Uncertainty about the coronavirus pandemic and new routines have made it difficult for many people to get a good night's rest. WGBH Morning Edition host Joe Mathieu spoke with Dr. Aarti Grover, the medical director of the Center for Sleep Medicine at Tufts Medical Center, to learn more about how and why the pandemic is affecting sleep, and what people can do about it. The transcript below has been edited for clarity.

Joe Mathieu: What about this pandemic is keeping us up at night?

Dr. Aatri Grover: I am not surprised that people are not sleeping well. There's been a lot of disruption in our daily lives, as you know. There's a lack of schedule in a lot of our lives, which has changed quite a bit. We have lost a lot of our daily anchors, such as waking up in the morning and getting ready to go to work. And a lot of people now are not having to do that commuting, dropping kids off to school [and] picking them up. So we've lost a lot of that. People aren't getting exposed to a lot of natural light because they're working from home, maybe not opening their shades and they're just staying in the dark and not getting enough natural light. So we have a lot of these new disruptions we never had before.

And as you know, there's a lot of anxiety and worry related to the disease itself. People may have family members in the hospital who are sick [or] may have been furloughed from work — again, adding on to the stress of dealing with the disease itself.

Mathieu: So there's any number of things to worry about, obviously; we can all list them. But it's interesting what you mentioned about light. Is that affecting our melatonin levels?

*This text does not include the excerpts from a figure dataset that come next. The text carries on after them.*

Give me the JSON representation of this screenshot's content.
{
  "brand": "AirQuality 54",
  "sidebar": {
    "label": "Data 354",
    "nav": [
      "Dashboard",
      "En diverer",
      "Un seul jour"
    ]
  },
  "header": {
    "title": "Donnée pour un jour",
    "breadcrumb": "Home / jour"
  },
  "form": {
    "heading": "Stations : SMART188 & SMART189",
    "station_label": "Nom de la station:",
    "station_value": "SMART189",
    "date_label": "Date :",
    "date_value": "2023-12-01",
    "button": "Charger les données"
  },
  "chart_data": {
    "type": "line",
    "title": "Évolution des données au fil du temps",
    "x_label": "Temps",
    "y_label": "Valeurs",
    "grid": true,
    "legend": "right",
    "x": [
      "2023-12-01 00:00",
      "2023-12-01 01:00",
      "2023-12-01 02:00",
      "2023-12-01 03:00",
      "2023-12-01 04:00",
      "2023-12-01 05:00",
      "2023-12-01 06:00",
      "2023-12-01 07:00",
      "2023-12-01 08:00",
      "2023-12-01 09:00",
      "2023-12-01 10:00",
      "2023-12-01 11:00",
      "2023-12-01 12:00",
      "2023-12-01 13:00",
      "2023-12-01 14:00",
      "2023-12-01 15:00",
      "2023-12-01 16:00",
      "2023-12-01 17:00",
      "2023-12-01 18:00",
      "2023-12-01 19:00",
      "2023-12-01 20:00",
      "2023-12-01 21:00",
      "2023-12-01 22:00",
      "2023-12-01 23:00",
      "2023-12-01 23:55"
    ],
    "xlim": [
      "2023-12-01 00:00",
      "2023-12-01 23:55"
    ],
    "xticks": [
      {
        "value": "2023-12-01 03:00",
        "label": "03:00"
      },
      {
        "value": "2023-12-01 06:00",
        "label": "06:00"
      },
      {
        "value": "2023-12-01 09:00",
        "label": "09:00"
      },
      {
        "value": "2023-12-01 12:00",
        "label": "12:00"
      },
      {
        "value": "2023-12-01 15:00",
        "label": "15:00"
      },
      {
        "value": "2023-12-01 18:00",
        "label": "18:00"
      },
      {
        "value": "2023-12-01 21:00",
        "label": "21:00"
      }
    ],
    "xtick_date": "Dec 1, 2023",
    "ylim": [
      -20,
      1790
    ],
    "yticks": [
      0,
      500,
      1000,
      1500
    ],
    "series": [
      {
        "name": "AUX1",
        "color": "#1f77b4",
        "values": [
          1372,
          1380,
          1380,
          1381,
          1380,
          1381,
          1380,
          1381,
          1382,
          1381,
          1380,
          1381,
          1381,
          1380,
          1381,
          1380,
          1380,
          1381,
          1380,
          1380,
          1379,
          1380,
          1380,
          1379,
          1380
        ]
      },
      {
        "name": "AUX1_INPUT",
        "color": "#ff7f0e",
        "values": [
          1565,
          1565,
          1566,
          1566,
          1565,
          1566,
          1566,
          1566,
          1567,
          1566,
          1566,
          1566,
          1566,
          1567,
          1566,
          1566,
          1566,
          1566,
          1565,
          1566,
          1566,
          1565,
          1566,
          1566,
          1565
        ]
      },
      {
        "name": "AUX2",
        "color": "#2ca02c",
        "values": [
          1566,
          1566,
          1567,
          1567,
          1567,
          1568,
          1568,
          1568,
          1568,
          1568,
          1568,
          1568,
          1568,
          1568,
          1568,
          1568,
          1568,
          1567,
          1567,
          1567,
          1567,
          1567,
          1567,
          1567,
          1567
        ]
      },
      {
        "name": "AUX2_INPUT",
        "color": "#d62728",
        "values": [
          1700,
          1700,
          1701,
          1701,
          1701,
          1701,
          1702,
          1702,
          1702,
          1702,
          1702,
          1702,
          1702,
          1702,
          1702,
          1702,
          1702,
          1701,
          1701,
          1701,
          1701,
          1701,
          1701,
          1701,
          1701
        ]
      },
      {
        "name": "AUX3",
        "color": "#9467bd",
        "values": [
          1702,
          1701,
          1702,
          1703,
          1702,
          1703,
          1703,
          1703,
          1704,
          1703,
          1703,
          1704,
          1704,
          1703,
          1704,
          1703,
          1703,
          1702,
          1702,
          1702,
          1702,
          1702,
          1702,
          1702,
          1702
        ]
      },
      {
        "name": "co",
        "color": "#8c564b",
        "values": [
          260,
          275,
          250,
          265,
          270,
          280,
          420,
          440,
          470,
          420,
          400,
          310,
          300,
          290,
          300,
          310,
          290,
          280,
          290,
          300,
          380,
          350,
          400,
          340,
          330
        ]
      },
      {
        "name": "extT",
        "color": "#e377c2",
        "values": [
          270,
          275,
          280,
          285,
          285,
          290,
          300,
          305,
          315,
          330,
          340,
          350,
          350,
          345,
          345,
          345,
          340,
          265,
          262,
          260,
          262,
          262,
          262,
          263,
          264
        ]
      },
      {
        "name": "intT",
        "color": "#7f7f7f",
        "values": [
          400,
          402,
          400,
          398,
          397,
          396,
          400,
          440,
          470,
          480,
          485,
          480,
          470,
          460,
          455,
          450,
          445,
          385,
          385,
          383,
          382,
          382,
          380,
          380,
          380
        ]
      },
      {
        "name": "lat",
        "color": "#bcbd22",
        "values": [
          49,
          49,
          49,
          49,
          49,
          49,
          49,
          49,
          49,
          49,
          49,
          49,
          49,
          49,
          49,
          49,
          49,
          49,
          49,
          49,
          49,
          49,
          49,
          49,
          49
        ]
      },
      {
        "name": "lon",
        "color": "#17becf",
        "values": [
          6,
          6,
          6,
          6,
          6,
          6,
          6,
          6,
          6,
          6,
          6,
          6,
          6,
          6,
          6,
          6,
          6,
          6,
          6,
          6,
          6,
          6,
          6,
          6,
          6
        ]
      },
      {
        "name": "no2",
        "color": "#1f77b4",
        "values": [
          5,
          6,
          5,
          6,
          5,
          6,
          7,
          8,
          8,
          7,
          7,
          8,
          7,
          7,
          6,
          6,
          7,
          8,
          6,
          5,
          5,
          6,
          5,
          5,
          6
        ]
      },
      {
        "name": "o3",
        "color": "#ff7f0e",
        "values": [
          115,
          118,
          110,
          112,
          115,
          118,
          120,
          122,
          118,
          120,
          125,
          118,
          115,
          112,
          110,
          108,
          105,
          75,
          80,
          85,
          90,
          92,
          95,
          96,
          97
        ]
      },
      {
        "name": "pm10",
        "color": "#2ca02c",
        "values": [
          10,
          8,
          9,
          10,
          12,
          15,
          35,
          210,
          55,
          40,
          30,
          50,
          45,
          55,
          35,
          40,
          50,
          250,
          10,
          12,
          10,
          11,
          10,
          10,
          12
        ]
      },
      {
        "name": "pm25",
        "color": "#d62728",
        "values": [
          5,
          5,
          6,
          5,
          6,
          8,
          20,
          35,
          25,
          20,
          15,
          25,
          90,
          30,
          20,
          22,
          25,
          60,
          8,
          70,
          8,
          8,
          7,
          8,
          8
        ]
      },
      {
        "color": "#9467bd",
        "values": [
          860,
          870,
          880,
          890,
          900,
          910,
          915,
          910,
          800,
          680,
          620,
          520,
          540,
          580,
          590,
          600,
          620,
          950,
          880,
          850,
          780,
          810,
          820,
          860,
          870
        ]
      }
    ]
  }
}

Grover: Yes. Our circadian rhythm is very crucial. Our zeitgebers are cues, and if we don't get enough natural light during the day, our body needs to kind of adjust to that. So people may not be getting enough of that light if they're sitting at home, working from home, maybe in dark houses or dark rooms [and] they don't open their shades. That may be affecting some of the sleep cycles. As you know, a lot of us are on screens and maybe we're spending a lot more time on our screens now — on our phones, televisions at home or our computers and laptops. That's also affecting our melatonin release.

Mathieu: I know that sleep disorders can come in a lot of different forms, Doctor. For some, it's trouble falling asleep. For others, they fall asleep very easily, but then wake up in the middle of the night and stare at the ceiling for hours. Do those tell us anything about what's going on?

Grover: A lot of patients did have insomnia before the coronavirus pandemic, and I think a lot more patients may be developing insomnia because of the changes in their sleep schedules. So get your heart going, eat healthy because you're cooking at home, so people might be eating a lot more. Some people are eating healthier than before, but other people aren't. So just try to stay active during the day.